I have two arrays, for example
我有两个数组
a = [3, 2, 1]
b = [1, 2, 3]
I need to multiply them and create a third array c
that will be like this
我需要将它们相乘然后创建第三个数组c,就像这样。
c = [3 * 1, 2 * 2, 1 * 3]
Which method is the best by speed? I need to do this for huge arrays, and time is important.
哪种方法在速度上是最好的?我需要为巨大的数组做这个,时间很重要。
4 个解决方案
#1
9
a.zip(b).map{|x, y| x * y}
This works because zip combines the two arrays into a single array of two element arrays. i.e.:
这之所以有效,是因为zip将两个数组组合为两个元素数组的单个数组。例如:
a = [3, 2, 1]
b = [1, 2, 3]
a.zip(b)
#=> [[3, 1], [2, 2], [1, 3]]
Then you use map to multiply the elements together. This is done by iterating through each two element array and multiplying one element by the other, with map returning the resulting array.
然后使用map将元素相乘。这是通过遍历每个两个元素数组并将一个元素乘以另一个来实现的,映射返回结果数组。
a.zip(b).map{|x, y| x * y}
#=> [3, 4, 3]
#2
2
Try this:
试试这个:
[[3,2,1],[1,2,3]].transpose.map {|a| a.inject(:*)}
#3
1
You can try this:
你可以试试这个:
a.map.with_index{ |x, i| a[i]*b[i]}
#4
0
Since you want to multiply two arrays, we have to assume they are of same size.
由于要将两个数组相乘,我们必须假设它们的大小相同。
Hence, below is a simple way to multiply them - it has O(n) time complexity. Other answers are also equally good, you can pick any one
因此,下面是一种将它们相乘的简单方法——它具有O(n)时间复杂度。其他答案也一样好,你可以随便选一个
a = [3, 2, 1]
b = [1, 2, 3]
a.size.times.collect { |i| a[i] * b[i] }
#=> [3, 4, 3]
If time is really of the essence, then, you may want to use multiple threads. A sample program demonstrating the concept is shown below. You can build upon it based on your specific needs.

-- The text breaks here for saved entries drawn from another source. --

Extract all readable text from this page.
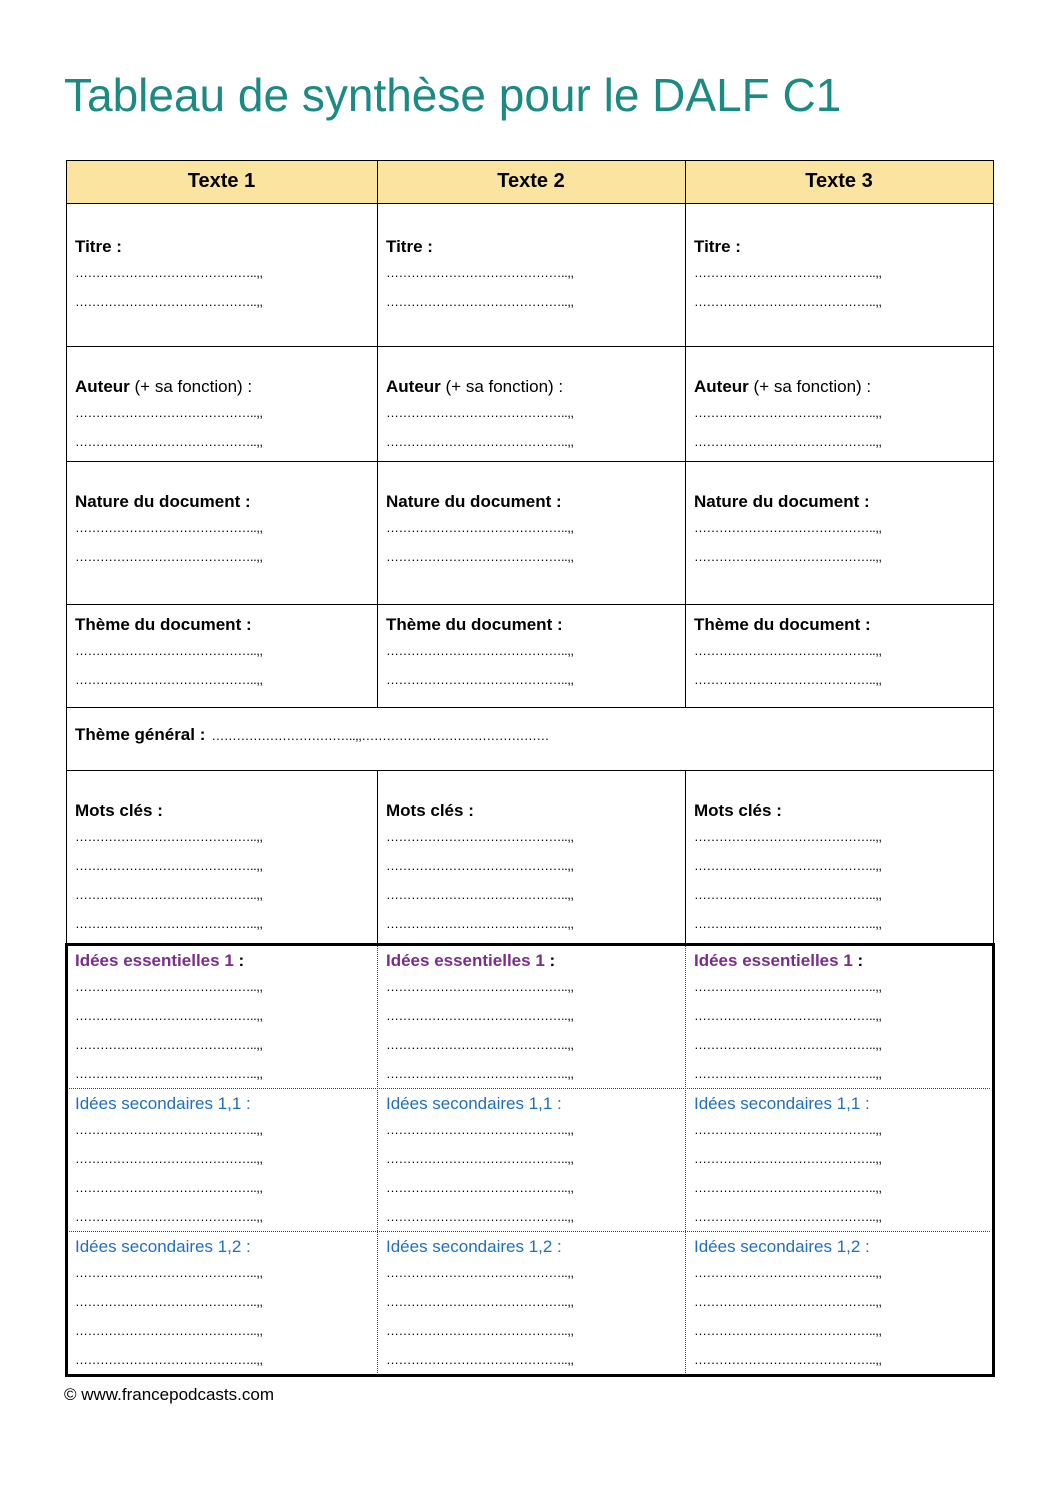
Tableau de synthèse pour le DALF C1
Texte 1	Texte 2	Texte 3
Titre :
……………………………………..,,
……………………………………..,,
Titre :
……………………………………..,,
……………………………………..,,
Titre :
……………………………………..,,
……………………………………..,,
Auteur (+ sa fonction) :
……………………………………..,,
……………………………………..,,
Auteur (+ sa fonction) :
……………………………………..,,
……………………………………..,,
Auteur (+ sa fonction) :
……………………………………..,,
……………………………………..,,
Nature du document :
……………………………………..,,
……………………………………..,,
Nature du document :
……………………………………..,,
……………………………………..,,
Nature du document :
……………………………………..,,
……………………………………..,,
Thème du document :
……………………………………..,,
……………………………………..,,
Thème du document :
……………………………………..,,
……………………………………..,,
Thème du document :
……………………………………..,,
……………………………………..,,
Thème général : ……………………………..,,………………………………………
Mots clés :
……………………………………..,,
……………………………………..,,
……………………………………..,,
……………………………………..,,
Mots clés :
……………………………………..,,
……………………………………..,,
……………………………………..,,
……………………………………..,,
Mots clés :
……………………………………..,,
……………………………………..,,
……………………………………..,,
……………………………………..,,
Idées essentielles 1 :
……………………………………..,,
……………………………………..,,
……………………………………..,,
……………………………………..,,
Idées essentielles 1 :
……………………………………..,,
……………………………………..,,
……………………………………..,,
……………………………………..,,
Idées essentielles 1 :
……………………………………..,,
……………………………………..,,
……………………………………..,,
……………………………………..,,
Idées secondaires 1,1 :
……………………………………..,,
……………………………………..,,
……………………………………..,,
……………………………………..,,
Idées secondaires 1,1 :
……………………………………..,,
……………………………………..,,
……………………………………..,,
……………………………………..,,
Idées secondaires 1,1 :
……………………………………..,,
……………………………………..,,
……………………………………..,,
……………………………………..,,
Idées secondaires 1,2 :
……………………………………..,,
……………………………………..,,
……………………………………..,,
……………………………………..,,
Idées secondaires 1,2 :
……………………………………..,,
……………………………………..,,
……………………………………..,,
……………………………………..,,
Idées secondaires 1,2 :
……………………………………..,,
……………………………………..,,
……………………………………..,,
……………………………………..,,
© www.francepodcasts.com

如果时间真的很重要,那么您可能需要使用多个线程。演示该概念的示例程序如下所示。您可以基于您的特定需求构建它。
a = [3, 2, 1]
b = [1, 2, 3]
num_cores = 2 # This decides number of threads, ideally equal to number of cores
ary_size = a.size
# We need to collect result of each thread as separate sub-array.
# We will use result array-of-array so that order of result is preserved
results = Array.new(num_cores, [])
# Divide the array indexes into equal parts
index_splits = (0...ary_size).each_slice(num_cores)
threads = []
# Process each sub-array in a thread of its own
index_splits.each_with_index do |ary, i|
threads << Thread.new do
results[i] = ary.collect {|j| a[j] * b[j] }
end
end
threads.each {|t| t.join}
p results.flatten
#=> [3,4,3]
#1
9
a.zip(b).map{|x, y| x * y}
This works because zip combines the two arrays into a single array of two element arrays. i.e.:
这之所以有效,是因为zip将两个数组组合为两个元素数组的单个数组。例如:
a = [3, 2, 1]
b = [1, 2, 3]
a.zip(b)
#=> [[3, 1], [2, 2], [1, 3]]
Then you use map to multiply the elements together. This is done by iterating through each two element array and multiplying one element by the other, with map returning the resulting array.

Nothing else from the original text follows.